A Dutch Bishop has stirred some interest with his call for people of all faiths to refer to God as Allah, as reported on the ABC website. Bishop Muskens suggests that God doesn't mind what name he is called, and during an eight year stint in Indonesia celebrated the Mass by referring to God as Allah. It's an interesting and fraught notion.
First, to suggest that it makes no difference to God what we call Him might be stretching matters a bit too far. It is one thing to find a culturally-relevant way to express faith, yet another to suggest that all such expressions are universally relevant and transferable. In some senses, to name God is to reduce Him, to give power over God by the one who names. The great Hebrew name for God can be loosely translated as to avoid that type of limitation: "I am who I am" or "I will be who I will be". God defined by Godself.
The response of Gerrit de Fijter, chairman of the Protestant church in the Netherlands, is enlightening and revealing in many ways, "Calling God 'Allah' does no justice to Western identity.

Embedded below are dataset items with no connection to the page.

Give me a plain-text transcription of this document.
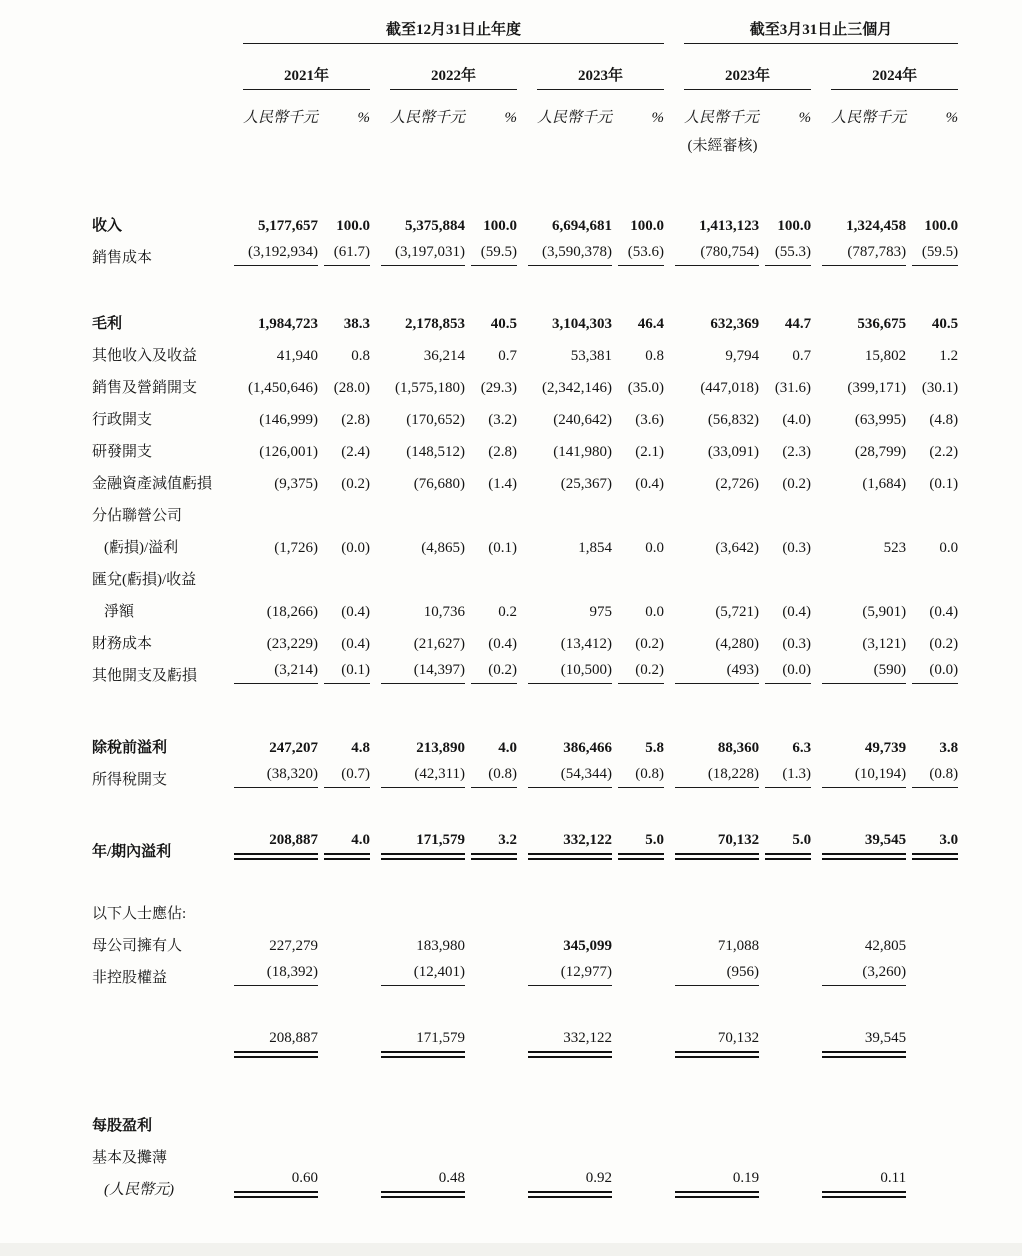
	截至12月31日止年度						截至3月31日止三個月			

	2021年		2022年		2023年		2023年		2024年	

	人民幣千元	%	人民幣千元	%	人民幣千元	%	人民幣千元	%	人民幣千元	%
							(未經審核)			

收入	5,177,657	100.0	5,375,884	100.0	6,694,681	100.0	1,413,123	100.0	1,324,458	100.0
銷售成本	(3,192,934)	(61.7)	(3,197,031)	(59.5)	(3,590,378)	(53.6)	(780,754)	(55.3)	(787,783)	(59.5)

毛利	1,984,723	38.3	2,178,853	40.5	3,104,303	46.4	632,369	44.7	536,675	40.5
其他收入及收益	41,940	0.8	36,214	0.7	53,381	0.8	9,794	0.7	15,802	1.2
銷售及營銷開支	(1,450,646)	(28.0)	(1,575,180)	(29.3)	(2,342,146)	(35.0)	(447,018)	(31.6)	(399,171)	(30.1)
行政開支	(146,999)	(2.8)	(170,652)	(3.2)	(240,642)	(3.6)	(56,832)	(4.0)	(63,995)	(4.8)
研發開支	(126,001)	(2.4)	(148,512)	(2.8)	(141,980)	(2.1)	(33,091)	(2.3)	(28,799)	(2.2)
金融資產減值虧損	(9,375)	(0.2)	(76,680)	(1.4)	(25,367)	(0.4)	(2,726)	(0.2)	(1,684)	(0.1)
分佔聯營公司										
(虧損)/溢利	(1,726)	(0.0)	(4,865)	(0.1)	1,854	0.0	(3,642)	(0.3)	523	0.0
匯兌(虧損)/收益										
淨額	(18,266)	(0.4)	10,736	0.2	975	0.0	(5,721)	(0.4)	(5,901)	(0.4)
財務成本	(23,229)	(0.4)	(21,627)	(0.4)	(13,412)	(0.2)	(4,280)	(0.3)	(3,121)	(0.2)
其他開支及虧損	(3,214)	(0.1)	(14,397)	(0.2)	(10,500)	(0.2)	(493)	(0.0)	(590)	(0.0)

除稅前溢利	247,207	4.8	213,890	4.0	386,466	5.8	88,360	6.3	49,739	3.8
所得稅開支	(38,320)	(0.7)	(42,311)	(0.8)	(54,344)	(0.8)	(18,228)	(1.3)	(10,194)	(0.8)

年/期內溢利	208,887	4.0	171,579	3.2	332,122	5.0	70,132	5.0	39,545	3.0

以下人士應佔:										
母公司擁有人	227,279		183,980		345,099		71,088		42,805	
非控股權益	(18,392)		(12,401)		(12,977)		(956)		(3,260)	

	208,887		171,579		332,122		70,132		39,545	

每股盈利										
基本及攤薄										
(人民幣元)	0.60		0.48		0.92		0.19		0.11	
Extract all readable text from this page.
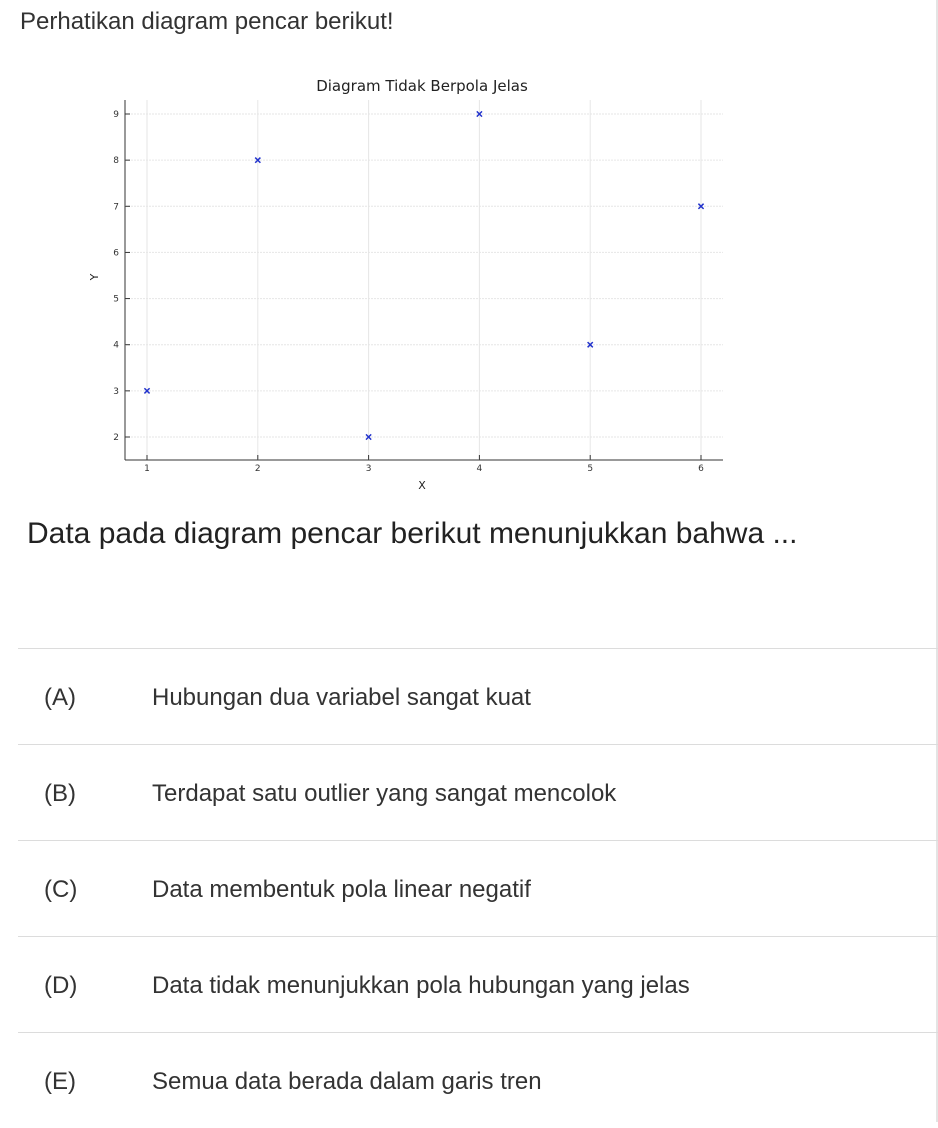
Perhatikan diagram pencar berikut!
Diagram Tidak Berpola Jelas
X
Y
1	2	3	4	5	6
2
3
4
5
6
7
8
9
Data pada diagram pencar berikut menunjukkan bahwa ...
(A)	Hubungan dua variabel sangat kuat
(B)	Terdapat satu outlier yang sangat mencolok
(C)	Data membentuk pola linear negatif
(D)	Data tidak menunjukkan pola hubungan yang jelas
(E)	Semua data berada dalam garis tren
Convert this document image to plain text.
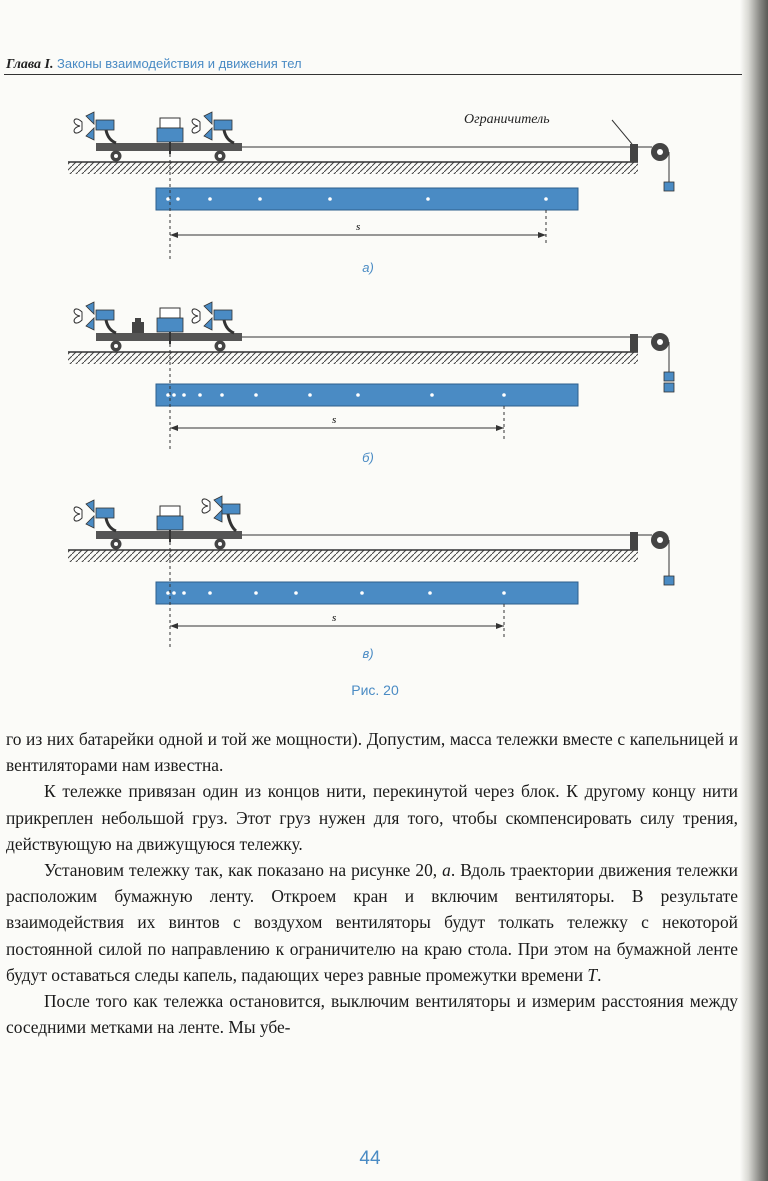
Глава I. Законы взаимодействия и движения тел
Ограничитель
s
а)
s
б)
s
в)
Рис. 20

го из них батарейки одной и той же мощности). Допустим, масса тележки вместе с капельницей и вентиляторами нам известна.

К тележке привязан один из концов нити, перекинутой через блок. К другому концу нити прикреплен небольшой груз. Этот груз нужен для того, чтобы скомпенсировать силу трения, действующую на движущуюся тележку.

Установим тележку так, как показано на рисунке 20, а. Вдоль траектории движения тележки расположим бумажную ленту. Откроем кран и включим вентиляторы. В результате взаимодействия их винтов с воздухом вентиляторы будут толкать тележку с некоторой постоянной силой по направлению к ограничителю на краю стола. При этом на бумажной ленте будут оставаться следы капель, падающих через равные промежутки времени T.

После того как тележка остановится, выключим вентиляторы и измерим расстояния между соседними метками на ленте. Мы убе-

44
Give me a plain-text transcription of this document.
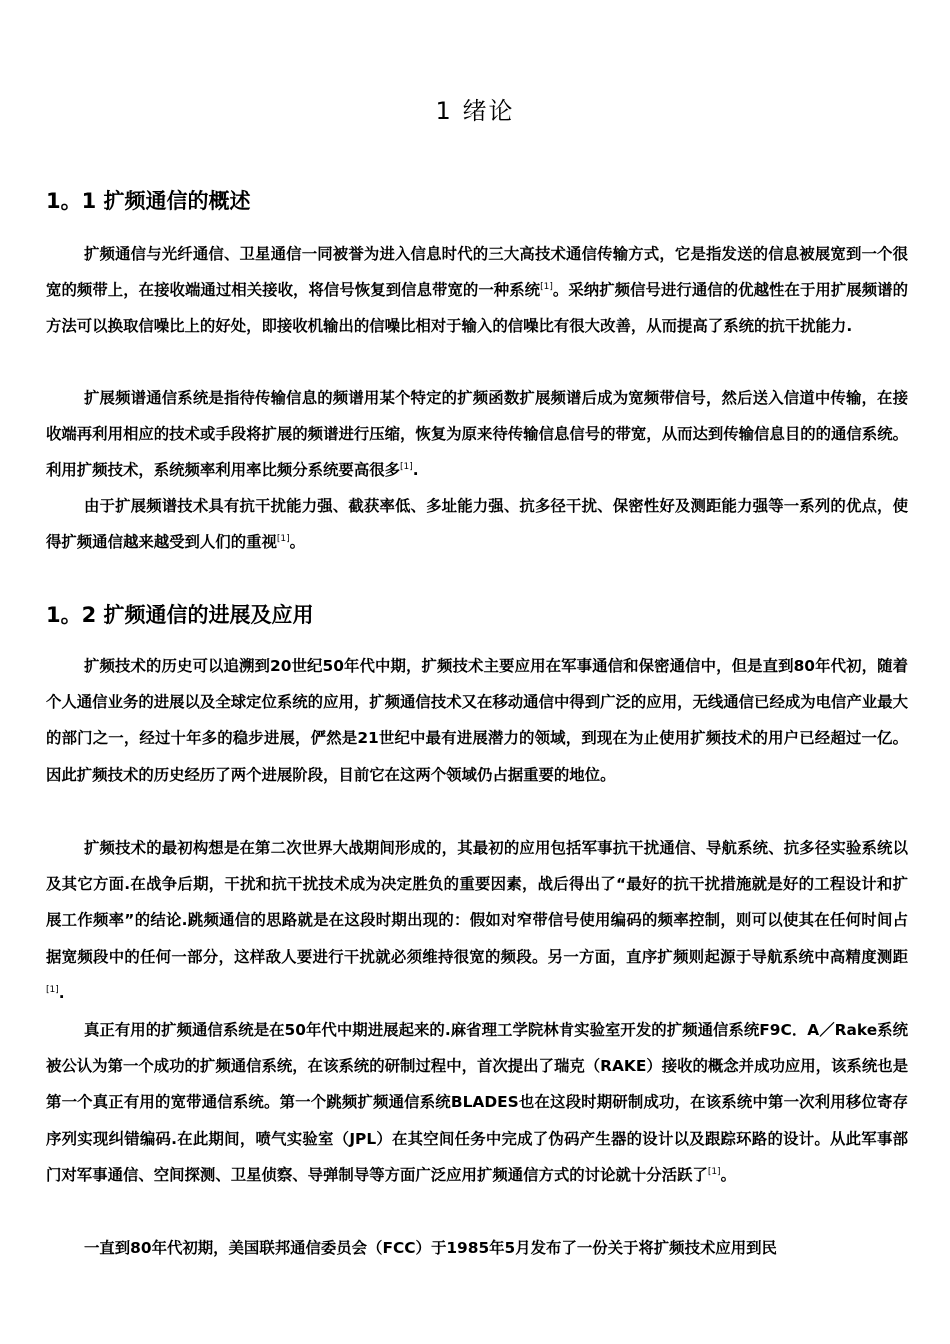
1 绪论
1。1 扩频通信的概述

扩频通信与光纤通信、卫星通信一同被誉为进入信息时代的三大高技术通信传输方式，它是指发送的信息被展宽到一个很宽的频带上，在接收端通过相关接收，将信号恢复到信息带宽的一种系统[1]。采纳扩频信号进行通信的优越性在于用扩展频谱的方法可以换取信噪比上的好处，即接收机输出的信噪比相对于输入的信噪比有很大改善，从而提高了系统的抗干扰能力.

扩展频谱通信系统是指待传输信息的频谱用某个特定的扩频函数扩展频谱后成为宽频带信号，然后送入信道中传输，在接收端再利用相应的技术或手段将扩展的频谱进行压缩，恢复为原来待传输信息信号的带宽，从而达到传输信息目的的通信系统。利用扩频技术，系统频率利用率比频分系统要高很多[1].

由于扩展频谱技术具有抗干扰能力强、截获率低、多址能力强、抗多径干扰、保密性好及测距能力强等一系列的优点，使得扩频通信越来越受到人们的重视[1]。

1。2 扩频通信的进展及应用

扩频技术的历史可以追溯到20世纪50年代中期，扩频技术主要应用在军事通信和保密通信中，但是直到80年代初，随着个人通信业务的进展以及全球定位系统的应用，扩频通信技术又在移动通信中得到广泛的应用，无线通信已经成为电信产业最大的部门之一，经过十年多的稳步进展，俨然是21世纪中最有进展潜力的领域，到现在为止使用扩频技术的用户已经超过一亿。因此扩频技术的历史经历了两个进展阶段，目前它在这两个领域仍占据重要的地位。

扩频技术的最初构想是在第二次世界大战期间形成的，其最初的应用包括军事抗干扰通信、导航系统、抗多径实验系统以及其它方面.在战争后期，干扰和抗干扰技术成为决定胜负的重要因素，战后得出了“最好的抗干扰措施就是好的工程设计和扩展工作频率”的结论.跳频通信的思路就是在这段时期出现的：假如对窄带信号使用编码的频率控制，则可以使其在任何时间占据宽频段中的任何一部分，这样敌人要进行干扰就必须维持很宽的频段。另一方面，直序扩频则起源于导航系统中高精度测距[1].

真正有用的扩频通信系统是在50年代中期进展起来的.麻省理工学院林肯实验室开发的扩频通信系统F9C．A／Rake系统被公认为第一个成功的扩频通信系统，在该系统的研制过程中，首次提出了瑞克（RAKE）接收的概念并成功应用，该系统也是第一个真正有用的宽带通信系统。第一个跳频扩频通信系统BLADES也在这段时期研制成功，在该系统中第一次利用移位寄存序列实现纠错编码.在此期间，喷气实验室（JPL）在其空间任务中完成了伪码产生器的设计以及跟踪环路的设计。从此军事部门对军事通信、空间探测、卫星侦察、导弹制导等方面广泛应用扩频通信方式的讨论就十分活跃了[1]。

一直到80年代初期，美国联邦通信委员会（FCC）于1985年5月发布了一份关于将扩频技术应用到民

I see no benefit in it."
...the fact that Allah doesn't do justice to Western identity is both a strength and a weakness: in one way countering the blind spots of our own understandings of God, and at the same time potentially denying aspects we would wish to affirm.
An underlying concern is the embracing of a view that we must all see God alike. I'm not sure that is true of any two people. Words have the power to create meanings as well as reflect them. If we are to affirm that the God we worship is greater than us all, we have to affirm the limitations of a particular and therefore culturally endowed understanding. But we must also, as Christians, affirm the notion of incarnation - that God is revealed in particular contexts. Determining the relationship of the universal to the particular and vice versa is an ongoing challenge for us all. But I do believe we are impoverished if we reduce God (or life for that matter) to a one-size-fits-all view.
A possibly complicating issue in this matter is that Islam as a faith does not generally accept the notion of cultural and contextual knowledge, at least in relation to revelation. It is founded on the belief of the timeless and eternal truth of the Koran and the prophet Mohammed. To adopt the term 'Allah' for God in the christian church may be seen either to embrace or to insult Islam, depending on whether we are seen to be seeking to turn the notion of Allah towards Western frameworks.
It was C S Lewis who once said that anything we say about God is a lie, inasmuch as it is not the full truth. A Western view of God, as much as an Islamic view, is both enlightening and limiting, opening up to new vistas, and closing of others. While the Bishop's suggestion is worthy of discussion, it is no panacea.